When thinking of reasons to choose a president, I doubt that many SN&R readers are evaluating Obama’s agricultural policies vs. Mitt Romney’s. Hell, I don’t even know what Romney’s agricultural policy is. Most likely, he has several contradictory agricultural policies. Note: That’s meant to be a joke.
What I do know is that Obama’s agricultural policies have been very different from those of the Bush administration. And those differences are perhaps best symbolized by his choice of Merrigan. Selected by Time Magazine in 2010 as one of the 100 Most Influential People in the World, Merrigan helped write the USDA’s organic-labeling rules during the last years of the Clinton administration. Over the last three-and-a-half years, she has worked for the Obama administration, supporting sustainable agriculture with her signature Know Your Farmer, Know Your Food campaign. This campaign has brought much needed attention to local farmers and organic farmers.
Perhaps you are wondering who President George W. Bush chose as deputy secretary of agriculture? Well, that would be Chuck Conner, the former president of the Corn Refiners Association. As you may guess, Conner had very different priorities. Under Chuck, it was more like a Do Not Know Your Food campaign.

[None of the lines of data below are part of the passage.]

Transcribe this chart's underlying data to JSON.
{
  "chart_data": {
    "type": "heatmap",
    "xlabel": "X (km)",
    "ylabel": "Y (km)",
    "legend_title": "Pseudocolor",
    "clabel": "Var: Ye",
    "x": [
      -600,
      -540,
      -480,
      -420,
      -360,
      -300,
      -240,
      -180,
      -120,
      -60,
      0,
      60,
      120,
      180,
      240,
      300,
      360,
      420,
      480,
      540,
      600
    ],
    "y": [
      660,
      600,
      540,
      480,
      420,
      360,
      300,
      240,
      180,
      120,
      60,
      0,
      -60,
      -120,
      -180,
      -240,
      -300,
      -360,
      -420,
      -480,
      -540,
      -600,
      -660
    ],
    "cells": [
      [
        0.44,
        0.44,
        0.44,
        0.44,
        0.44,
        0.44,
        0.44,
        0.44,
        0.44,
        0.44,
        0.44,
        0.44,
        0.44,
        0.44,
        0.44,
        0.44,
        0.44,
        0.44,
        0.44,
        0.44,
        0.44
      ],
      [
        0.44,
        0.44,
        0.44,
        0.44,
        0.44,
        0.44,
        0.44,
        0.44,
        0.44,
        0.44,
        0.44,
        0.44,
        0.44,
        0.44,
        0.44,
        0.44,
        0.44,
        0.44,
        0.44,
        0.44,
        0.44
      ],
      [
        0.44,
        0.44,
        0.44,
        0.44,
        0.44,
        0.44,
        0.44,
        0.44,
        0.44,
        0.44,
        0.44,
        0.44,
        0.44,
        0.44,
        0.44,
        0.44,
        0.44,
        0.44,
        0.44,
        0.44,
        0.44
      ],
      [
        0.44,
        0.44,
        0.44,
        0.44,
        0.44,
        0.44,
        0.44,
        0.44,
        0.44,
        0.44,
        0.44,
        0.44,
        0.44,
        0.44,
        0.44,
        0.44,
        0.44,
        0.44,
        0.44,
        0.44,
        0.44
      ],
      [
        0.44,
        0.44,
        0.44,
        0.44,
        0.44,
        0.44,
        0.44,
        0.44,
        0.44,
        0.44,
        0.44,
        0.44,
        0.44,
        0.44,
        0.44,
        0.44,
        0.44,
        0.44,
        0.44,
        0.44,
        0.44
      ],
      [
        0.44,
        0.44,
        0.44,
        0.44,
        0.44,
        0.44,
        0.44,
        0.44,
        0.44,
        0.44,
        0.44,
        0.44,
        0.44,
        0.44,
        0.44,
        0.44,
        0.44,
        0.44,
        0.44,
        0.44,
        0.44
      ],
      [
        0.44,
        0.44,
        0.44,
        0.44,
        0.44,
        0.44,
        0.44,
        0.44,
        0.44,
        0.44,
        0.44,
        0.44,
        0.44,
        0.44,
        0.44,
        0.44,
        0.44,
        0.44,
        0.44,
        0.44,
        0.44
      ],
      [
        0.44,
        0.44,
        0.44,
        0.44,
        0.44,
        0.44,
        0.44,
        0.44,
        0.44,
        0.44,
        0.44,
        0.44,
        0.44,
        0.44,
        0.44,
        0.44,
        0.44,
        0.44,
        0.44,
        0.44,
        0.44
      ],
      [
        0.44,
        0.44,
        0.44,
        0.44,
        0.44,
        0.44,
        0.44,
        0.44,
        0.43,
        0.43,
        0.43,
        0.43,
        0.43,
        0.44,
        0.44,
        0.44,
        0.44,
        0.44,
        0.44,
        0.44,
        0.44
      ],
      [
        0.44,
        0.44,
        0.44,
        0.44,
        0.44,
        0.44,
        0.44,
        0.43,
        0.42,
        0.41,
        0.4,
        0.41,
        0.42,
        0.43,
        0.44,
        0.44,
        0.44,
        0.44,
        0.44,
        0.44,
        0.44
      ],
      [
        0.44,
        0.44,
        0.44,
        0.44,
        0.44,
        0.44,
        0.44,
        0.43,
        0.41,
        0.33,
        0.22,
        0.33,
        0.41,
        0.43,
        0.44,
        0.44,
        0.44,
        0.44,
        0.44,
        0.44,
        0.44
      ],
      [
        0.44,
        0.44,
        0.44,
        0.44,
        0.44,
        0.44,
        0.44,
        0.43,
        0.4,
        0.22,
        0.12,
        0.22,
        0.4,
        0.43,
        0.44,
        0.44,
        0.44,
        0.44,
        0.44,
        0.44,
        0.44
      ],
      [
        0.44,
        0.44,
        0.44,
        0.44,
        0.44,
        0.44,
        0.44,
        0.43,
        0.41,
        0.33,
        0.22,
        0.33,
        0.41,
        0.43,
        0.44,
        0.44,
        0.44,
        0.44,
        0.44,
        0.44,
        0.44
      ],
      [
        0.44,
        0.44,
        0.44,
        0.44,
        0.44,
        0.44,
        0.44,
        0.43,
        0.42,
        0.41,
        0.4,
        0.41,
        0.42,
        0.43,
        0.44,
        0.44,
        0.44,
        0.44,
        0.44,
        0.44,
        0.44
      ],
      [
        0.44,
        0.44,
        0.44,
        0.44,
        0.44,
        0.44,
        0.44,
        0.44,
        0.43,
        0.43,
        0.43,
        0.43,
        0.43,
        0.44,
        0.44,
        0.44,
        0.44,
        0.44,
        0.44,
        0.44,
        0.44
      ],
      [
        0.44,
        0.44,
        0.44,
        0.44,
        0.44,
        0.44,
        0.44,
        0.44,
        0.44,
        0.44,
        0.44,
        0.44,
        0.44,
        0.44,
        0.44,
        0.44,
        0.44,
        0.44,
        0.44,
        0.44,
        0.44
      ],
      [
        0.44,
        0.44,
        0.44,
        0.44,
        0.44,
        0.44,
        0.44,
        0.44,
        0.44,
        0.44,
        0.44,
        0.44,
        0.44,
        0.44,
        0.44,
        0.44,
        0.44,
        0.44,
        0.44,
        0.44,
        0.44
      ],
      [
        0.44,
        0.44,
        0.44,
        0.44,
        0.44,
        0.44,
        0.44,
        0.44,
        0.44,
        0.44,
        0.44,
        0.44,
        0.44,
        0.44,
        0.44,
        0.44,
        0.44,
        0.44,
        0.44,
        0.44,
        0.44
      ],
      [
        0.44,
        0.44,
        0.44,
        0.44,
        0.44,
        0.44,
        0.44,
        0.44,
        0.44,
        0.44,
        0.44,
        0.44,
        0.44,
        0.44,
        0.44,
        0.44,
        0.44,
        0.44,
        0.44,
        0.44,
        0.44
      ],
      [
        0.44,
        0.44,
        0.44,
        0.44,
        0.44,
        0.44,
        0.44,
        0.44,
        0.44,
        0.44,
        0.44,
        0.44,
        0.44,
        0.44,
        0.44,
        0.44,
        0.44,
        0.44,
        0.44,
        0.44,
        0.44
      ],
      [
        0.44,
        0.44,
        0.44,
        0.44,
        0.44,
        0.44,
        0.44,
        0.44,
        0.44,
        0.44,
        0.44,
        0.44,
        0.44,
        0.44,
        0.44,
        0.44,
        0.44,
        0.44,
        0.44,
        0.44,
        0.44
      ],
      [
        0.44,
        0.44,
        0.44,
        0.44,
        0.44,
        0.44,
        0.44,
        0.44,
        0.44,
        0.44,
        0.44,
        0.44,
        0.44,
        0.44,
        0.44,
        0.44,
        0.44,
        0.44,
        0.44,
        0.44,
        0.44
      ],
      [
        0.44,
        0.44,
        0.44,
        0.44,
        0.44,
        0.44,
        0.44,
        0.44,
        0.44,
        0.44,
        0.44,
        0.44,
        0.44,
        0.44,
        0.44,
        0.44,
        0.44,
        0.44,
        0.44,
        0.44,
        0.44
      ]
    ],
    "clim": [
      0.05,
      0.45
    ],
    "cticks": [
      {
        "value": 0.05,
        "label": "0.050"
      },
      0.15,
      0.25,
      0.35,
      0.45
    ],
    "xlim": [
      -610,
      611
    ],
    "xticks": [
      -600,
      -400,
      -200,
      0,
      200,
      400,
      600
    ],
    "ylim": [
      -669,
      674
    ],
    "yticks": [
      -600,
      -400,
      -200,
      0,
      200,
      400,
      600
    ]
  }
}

Some people think there’s not much difference between the two political parties. But there’s a huge difference here: One administration appoints the president of the Corn Refiners Association and the other administration appoints the person who wrote the organic-labeling code.
And in chatting with Merrigan—who, by the way, never mentioned Bush’s policies or Conner—I was reminded of the importance of having progressive people in key positions. Both Merrigan and USDA Secretary Tom Vilsack have presented a very different vision for agriculture. Vilsack and Merrigan have advocated policies to encourage environmentally sound farming, support food-stamp programs, and promote farmers markets and smaller, local farming.
Now, these differences will most likely not be noticed during the presidential campaign. Unlike such hot topics as gay marriage or Romney’s high-school bullying, choosing someone who developed the organic-labeling code to replace the former president of the Corn Refiners Association as the USDA’s deputy secretary will not make Fox News or CNN. But while the choice of Kathleen Merrigan and the hundreds of other impressive Obama appointees may not make the news, it’s still one of the most important reasons why Obama should win the election.